In fact, the very name “Spectre” was chosen to indicate that the problem is going to haunt us for a long time, since there is no common fix for all possible exploit methods. Any program designed according to the best security practices is still vulnerable to a carefully crafted piece of malicious code that could extract sensitive data from it by manipulating the processor state and measuring the side effects of speculative execution. There is even a proof-of-concept implementation in JavaScript, meaning that even visiting a website in a browser may trigger an attack, although popular browsers like Chrome and Firefox have already been patched to prevent it.

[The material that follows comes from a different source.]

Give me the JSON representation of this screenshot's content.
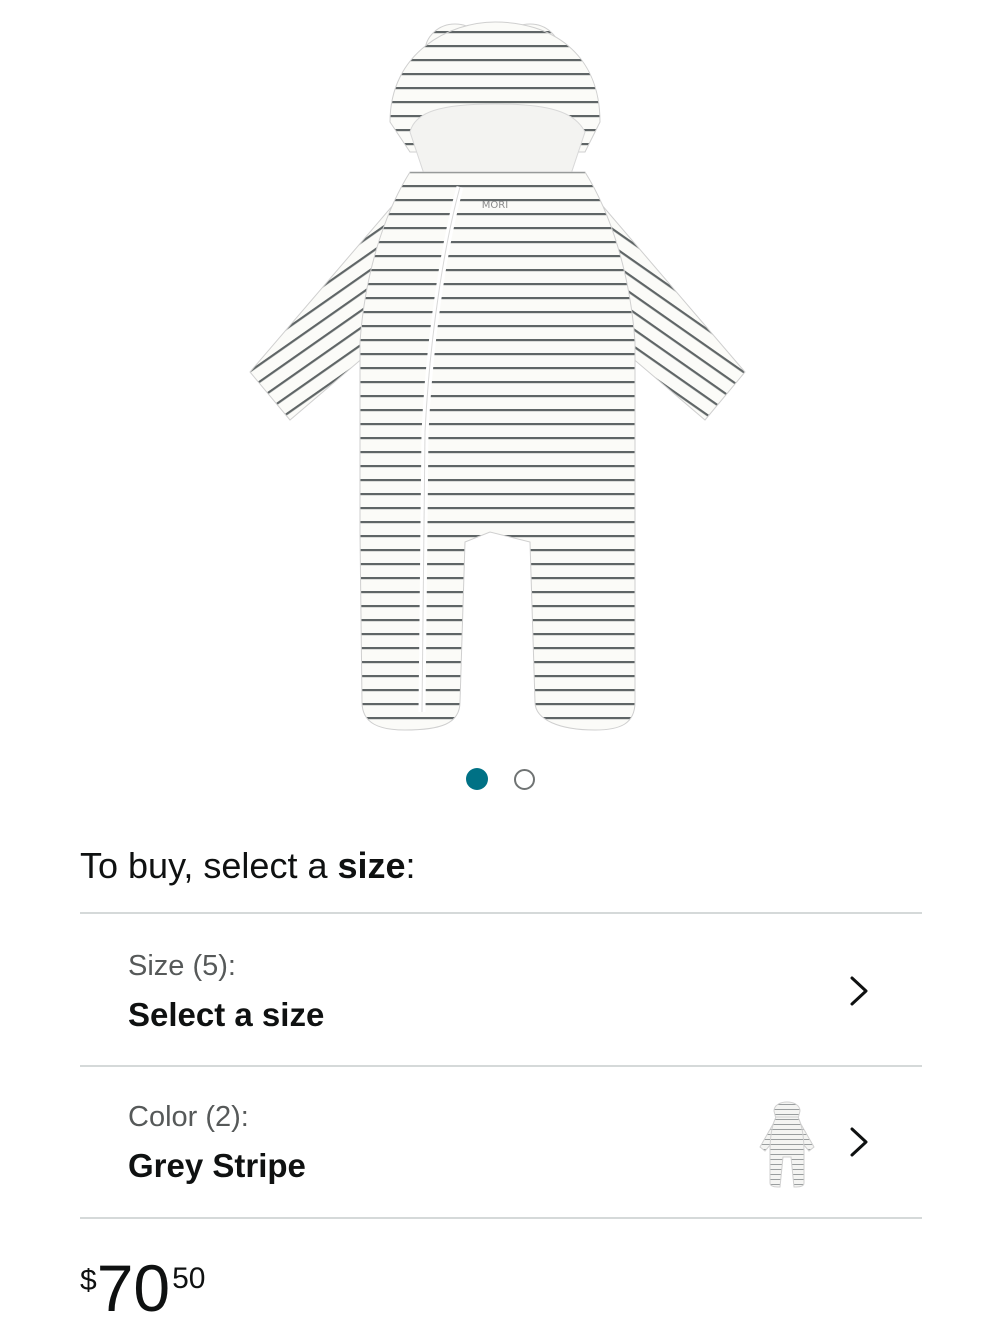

The only way to fully mitigate all variants of the Spectre exploit is to modify every program explicitly to disable speculative execution in sensitive places. There is some consolation in the fact that exploiting this vulnerability is quite complicated and there is no way to affect the operating system kernel this way. This cannot be said about the Meltdown vulnerability, however.
Apparently, Intel processors take so many liberties when applying performance optimizations to the executed code that the same root cause gives hackers access to arbitrary system memory locations, rendering (“melting”) all memory isolation features in modern operating systems completely useless. When running on an Intel processor, a malicious code can leak sensitive data from any process or OS kernel. In a virtualized environment, a guest process can leak data from the host operating system. Needless to say, this scenario is especially catastrophic for cloud service providers, where data sovereignty is not just a technical requirement, but a key legal and compliance foundation for their business model.

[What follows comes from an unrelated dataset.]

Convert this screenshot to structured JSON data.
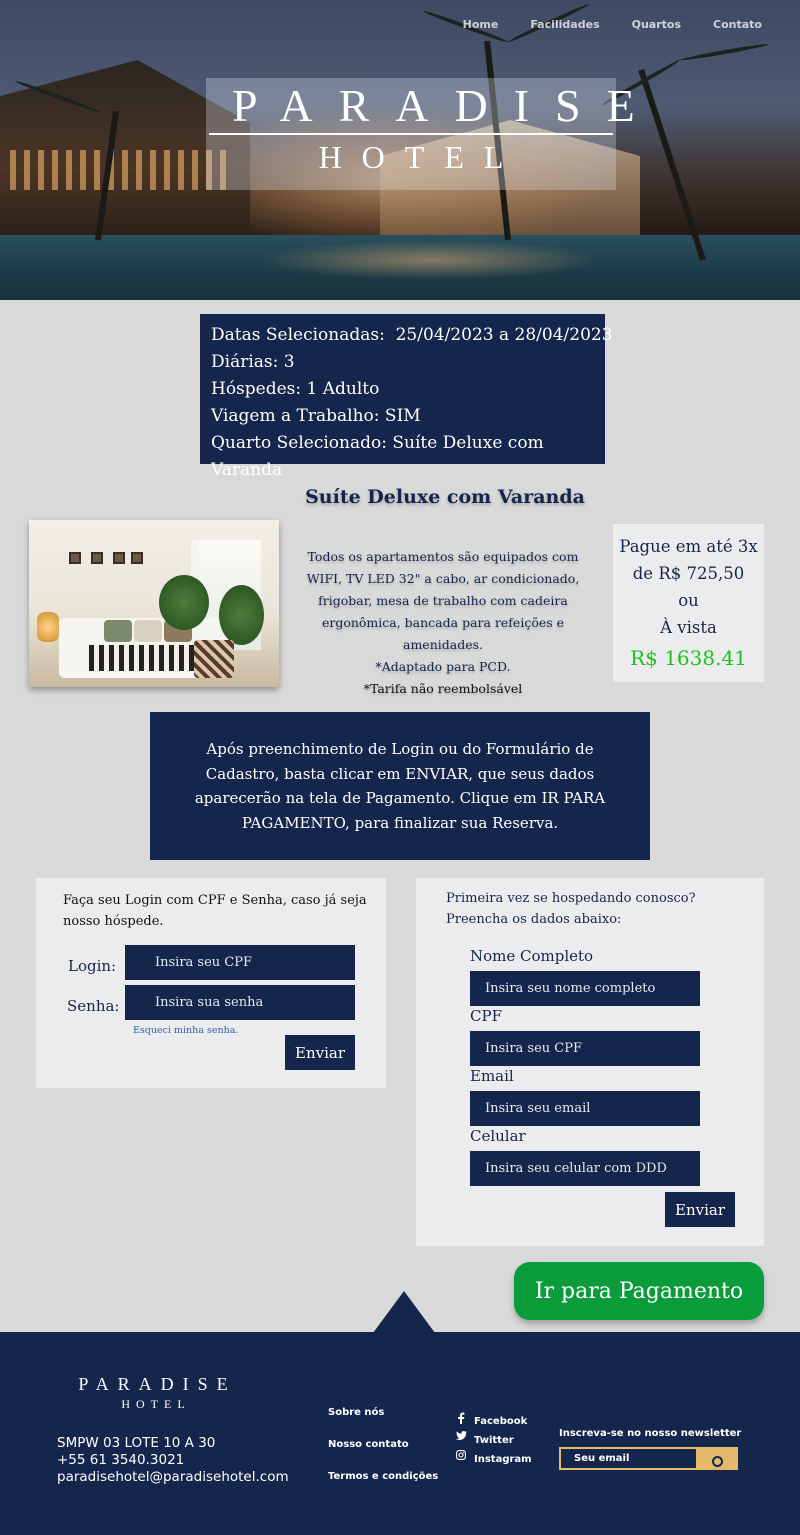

Luckily, there is a method of mitigating the Meltdown vulnerability completely on an operating system level, and that is exactly what Microsoft, Apple and Linux Foundation have been working on in the recent months. Unfortunately, to enforce separation between kernel and user space memory also means to undo performance optimizations processors and OS kernels are relying on to make switching between different execution modes quicker. According to independent tests, for different applications these losses may be anywhere between 5 and 30%. Again, this may be unnoticeable to average office users, but can be dramatic for cloud environments, where computing resources are billed by execution time. How would you like to have your monthly bill suddenly increased by 30% for… nothing, really.
Unfortunately, there is no other way to deal with this problem. The first and most important recommendation is as usual: keep your systems up-to-date with the latest patches. Update your browsers. Update your development tools. Check the advisories published by your cloud service provider. Plan your mitigation measures strategically.
And keep a cool head – conspiracy theories are fun, but not productive in any way. And by the way: Intel officially states that their CEO selling stocks in October has nothing to do with this vulnerability.